Although TDH has been previously investigated in depression, this is the first study to investigate TDH homeostasis in bipolar depression. Therefore, our findings from the current exploratory analysis require further confirmation in future studies. There are several limitations that should be considered when interpreting the results. The sample size was relatively small. In particular, the low number of UD and BD participants may be insufficient to detect small effect-size differences in TDH homeostasis between UD and BD. We could not evaluate the effects of the drugs on the patients since all patients were on treatment in our study. Also, the patients did not have a homogeneous distribution in terms of the medication categories.
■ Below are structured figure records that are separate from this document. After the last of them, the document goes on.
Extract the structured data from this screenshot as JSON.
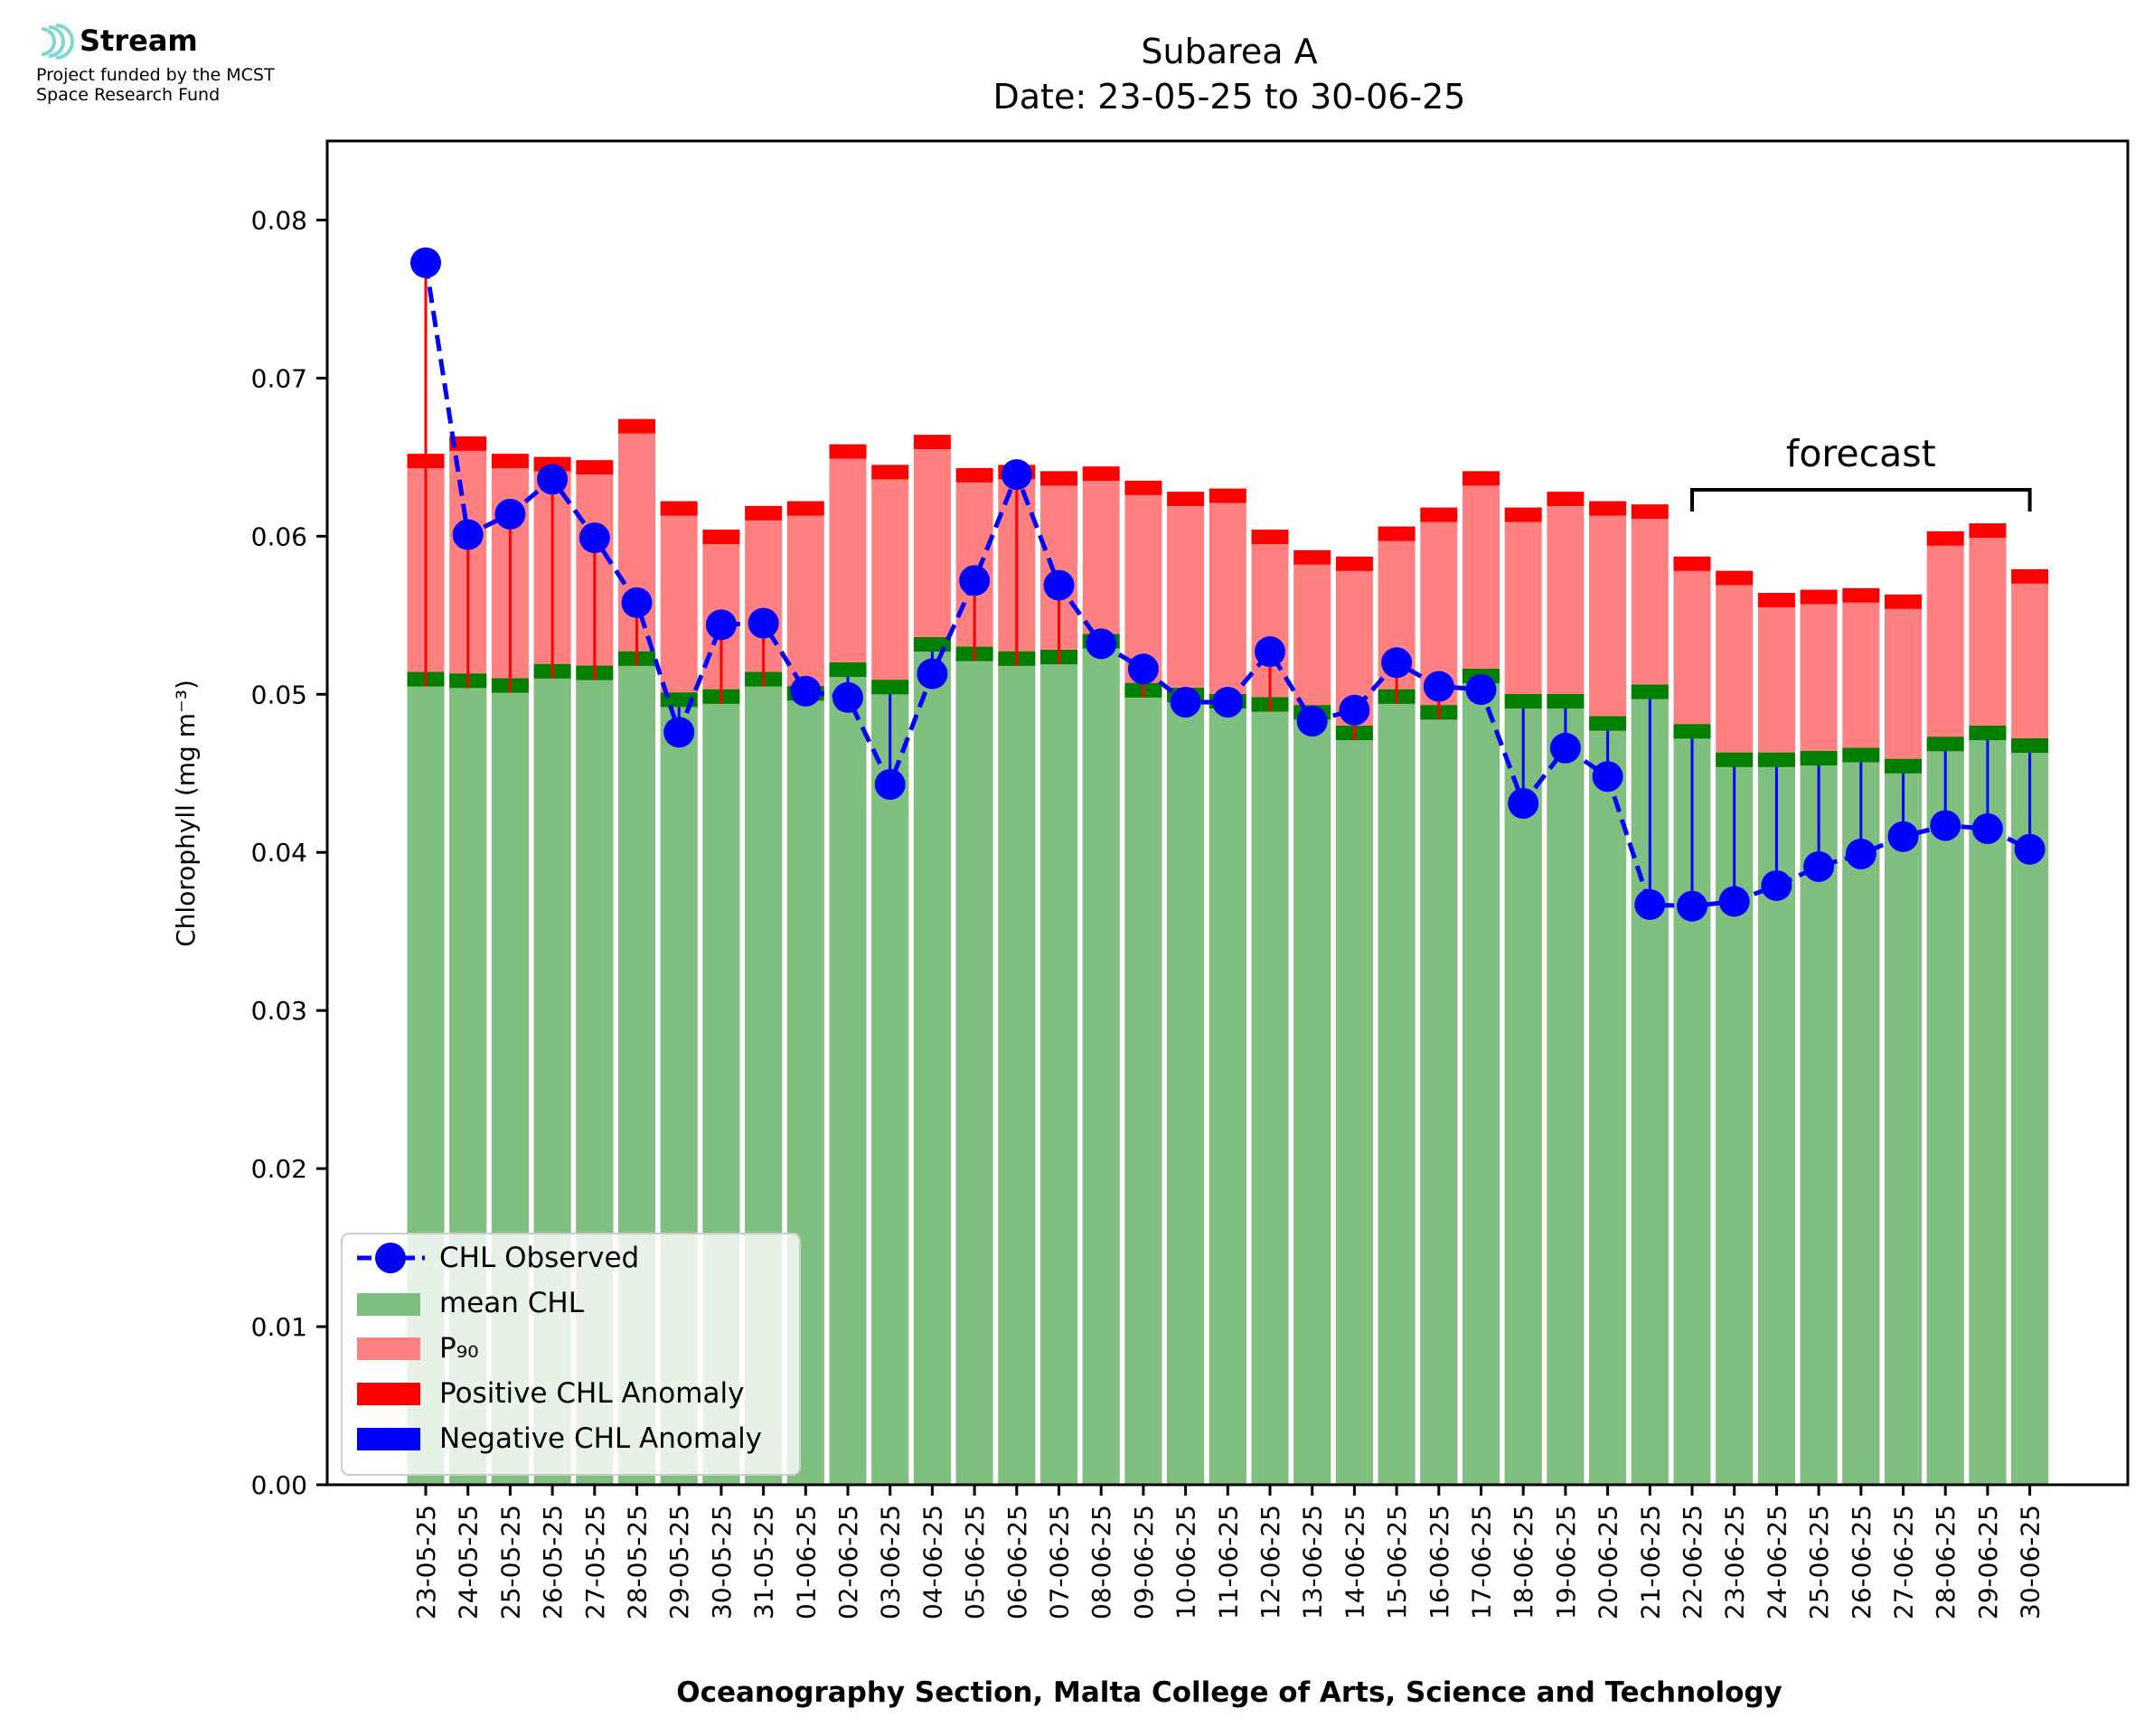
{
  "logo": {
    "brand": "Stream",
    "line1": "Project funded by the MCST",
    "line2": "Space Research Fund"
  },
  "chart_data": {
    "type": "bar",
    "title": "Subarea A",
    "subtitle": "Date: 23-05-25 to 30-06-25",
    "xlabel": "Oceanography Section, Malta College of Arts, Science and Technology",
    "ylabel": "Chlorophyll (mg m⁻³)",
    "ylim": [
      0,
      0.085
    ],
    "yticks": [
      0.0,
      0.01,
      0.02,
      0.03,
      0.04,
      0.05,
      0.06,
      0.07,
      0.08
    ],
    "ytick_labels": [
      "0.00",
      "0.01",
      "0.02",
      "0.03",
      "0.04",
      "0.05",
      "0.06",
      "0.07",
      "0.08"
    ],
    "grid": false,
    "legend_position": "lower-left",
    "annotation": "forecast",
    "forecast_start": "22-06-25",
    "forecast_end": "30-06-25",
    "categories": [
      "23-05-25",
      "24-05-25",
      "25-05-25",
      "26-05-25",
      "27-05-25",
      "28-05-25",
      "29-05-25",
      "30-05-25",
      "31-05-25",
      "01-06-25",
      "02-06-25",
      "03-06-25",
      "04-06-25",
      "05-06-25",
      "06-06-25",
      "07-06-25",
      "08-06-25",
      "09-06-25",
      "10-06-25",
      "11-06-25",
      "12-06-25",
      "13-06-25",
      "14-06-25",
      "15-06-25",
      "16-06-25",
      "17-06-25",
      "18-06-25",
      "19-06-25",
      "20-06-25",
      "21-06-25",
      "22-06-25",
      "23-06-25",
      "24-06-25",
      "25-06-25",
      "26-06-25",
      "27-06-25",
      "28-06-25",
      "29-06-25",
      "30-06-25"
    ],
    "series": [
      {
        "name": "CHL Observed",
        "color": "#0000ff",
        "values": [
          0.0773,
          0.0601,
          0.0614,
          0.0636,
          0.0599,
          0.0558,
          0.0476,
          0.0544,
          0.0545,
          0.0502,
          0.0498,
          0.0443,
          0.0513,
          0.0572,
          0.0639,
          0.0569,
          0.0532,
          0.0516,
          0.0495,
          0.0495,
          0.0527,
          0.0483,
          0.049,
          0.052,
          0.0505,
          0.0503,
          0.0431,
          0.0466,
          0.0448,
          0.0367,
          0.0366,
          0.0369,
          0.0379,
          0.0391,
          0.0399,
          0.041,
          0.0417,
          0.0415,
          0.0402
        ]
      },
      {
        "name": "mean CHL",
        "color": "#7fbf7f",
        "values": [
          0.0505,
          0.0504,
          0.0501,
          0.051,
          0.0509,
          0.0518,
          0.0492,
          0.0494,
          0.0505,
          0.0496,
          0.0511,
          0.05,
          0.0527,
          0.0521,
          0.0518,
          0.0519,
          0.0529,
          0.0498,
          0.0495,
          0.0491,
          0.0489,
          0.0484,
          0.0471,
          0.0494,
          0.0484,
          0.0507,
          0.0491,
          0.0491,
          0.0477,
          0.0497,
          0.0472,
          0.0454,
          0.0454,
          0.0455,
          0.0457,
          0.045,
          0.0464,
          0.0471,
          0.0463
        ]
      },
      {
        "name": "P₉₀",
        "color": "#ff8080",
        "values": [
          0.0643,
          0.0654,
          0.0643,
          0.0641,
          0.0639,
          0.0665,
          0.0613,
          0.0595,
          0.061,
          0.0613,
          0.0649,
          0.0636,
          0.0655,
          0.0634,
          0.0636,
          0.0632,
          0.0635,
          0.0626,
          0.0619,
          0.0621,
          0.0595,
          0.0582,
          0.0578,
          0.0597,
          0.0609,
          0.0632,
          0.0609,
          0.0619,
          0.0613,
          0.0611,
          0.0578,
          0.0569,
          0.0555,
          0.0557,
          0.0558,
          0.0554,
          0.0594,
          0.0599,
          0.057
        ]
      },
      {
        "name": "Positive CHL Anomaly",
        "color": "#ff0000"
      },
      {
        "name": "Negative CHL Anomaly",
        "color": "#0000ff"
      }
    ]
  }
}
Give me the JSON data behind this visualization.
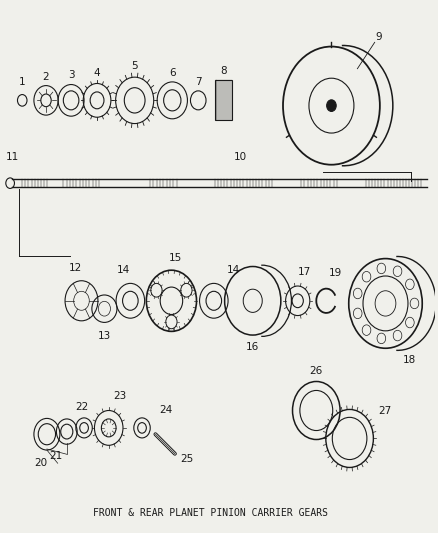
{
  "title": "FRONT & REAR PLANET PINION CARRIER GEARS",
  "bg_color": "#f0f0eb",
  "line_color": "#1a1a1a",
  "label_color": "#1a1a1a",
  "font_size": 7.5
}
Another limitation of our study was the failure to eliminate other potential factors that might influence oxidative stress, such as obesity, life-style, and smoking. However, the high prevalence rates of smoking in the general population in Turkey might have mitigated the confounding effects of this limitation. Further, there was no difference in smoking frequencies (packet per year) between UD and BD patients.

Conclusion

Our findings suggest that there might be an increase in oxidative stress in patients with bipolar and unipolar depression patients compared with that in healthy controls. We found no difference in thiol/disulfide balance between BD and UD, which may imply that there is a common oxidative damage in both disorders. In the future, longitudinal studies with larger sample sizes with medication-free patients are required to understand the role of TDH homeostasis in depressive disorders.